Closs, who owns a one-bedroom with a terrace, says it was tempting to take the money, but the concerns outweighed the pros. She says the board has gotten offers before, but this was the highest amount they'd received.
The fact that the mom-and-pop stores currently on Pineapple Walk would be demolished and likely replaced by chain stores that could afford the rent in the new condo building was another strike against it, says Closs. "We don't need anymore Gaps," she says. She pointed to the controversy surrounding a nearby Brooklyn Public Library that is being demolished and replaced with a 36-story condo tower. That deal cost the developer a mere $52 million.
Supporters of the 75 Henry Street buyout say the money could keep the co-op financially sound for the future, according to the Post. And attorney Jerry Feeney, who's worked on a lot of deals in that particular building, agrees. "I think they're being greedy," he says. "They could have paid off the building's underlying mortgage and built up their cash reserve," says Feeney. In July, he worked on an apartment that closed for $629,000. Given the share allotment, those buyers likely would have gotten $246,000. "I'd put up with a lot of dust and construction for that," he says.

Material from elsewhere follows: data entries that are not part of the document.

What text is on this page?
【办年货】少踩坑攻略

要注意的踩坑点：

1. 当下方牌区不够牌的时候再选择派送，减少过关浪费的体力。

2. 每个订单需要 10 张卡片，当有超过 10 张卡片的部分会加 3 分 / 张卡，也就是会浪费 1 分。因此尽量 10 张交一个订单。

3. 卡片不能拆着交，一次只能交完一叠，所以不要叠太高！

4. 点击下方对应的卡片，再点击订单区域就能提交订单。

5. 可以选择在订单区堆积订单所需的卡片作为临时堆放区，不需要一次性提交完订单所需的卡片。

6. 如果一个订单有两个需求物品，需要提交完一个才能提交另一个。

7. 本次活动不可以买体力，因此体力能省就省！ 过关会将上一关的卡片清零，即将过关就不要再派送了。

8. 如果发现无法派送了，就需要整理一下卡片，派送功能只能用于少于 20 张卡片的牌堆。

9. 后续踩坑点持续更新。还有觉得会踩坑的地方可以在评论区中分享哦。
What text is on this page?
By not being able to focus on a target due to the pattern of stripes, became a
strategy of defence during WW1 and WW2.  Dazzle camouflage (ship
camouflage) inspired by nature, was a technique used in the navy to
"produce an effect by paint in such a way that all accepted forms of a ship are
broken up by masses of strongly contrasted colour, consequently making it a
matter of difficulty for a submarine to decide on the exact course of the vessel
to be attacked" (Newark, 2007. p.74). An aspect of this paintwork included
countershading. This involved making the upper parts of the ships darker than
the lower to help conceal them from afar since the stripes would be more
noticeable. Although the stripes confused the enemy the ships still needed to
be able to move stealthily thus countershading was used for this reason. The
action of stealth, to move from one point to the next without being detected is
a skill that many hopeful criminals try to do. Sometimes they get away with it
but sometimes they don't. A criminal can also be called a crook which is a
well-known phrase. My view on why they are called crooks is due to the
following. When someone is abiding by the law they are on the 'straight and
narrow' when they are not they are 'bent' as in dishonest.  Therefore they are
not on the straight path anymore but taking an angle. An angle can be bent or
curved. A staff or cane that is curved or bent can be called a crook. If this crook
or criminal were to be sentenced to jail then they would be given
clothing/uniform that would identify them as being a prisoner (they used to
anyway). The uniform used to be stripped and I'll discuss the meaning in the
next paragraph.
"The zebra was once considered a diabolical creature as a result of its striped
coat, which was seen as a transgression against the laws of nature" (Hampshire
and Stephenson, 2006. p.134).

But that opinion wasn't the most popular one. "I'd say our building is about 40 percent retired people. We're more set in our ways and we like our neighborhood as it is," says Closs.
But Hafif, who's worked with developers in these kinds of situations, says this lis likely not the end of the line for the developer, who can keep coming back "until they feel they've exhausted their offers."
The developer may offer $10 or $20 million more, says Hafif, but another $55 million jump isn't likely.
"I think they'll come back with higher offers," says Closs. "But I think our building will still say no."
(In case you're wondering there are currently two apartments for sale in the building—a $499,000 studio and a $1.725 million two-bedroom.)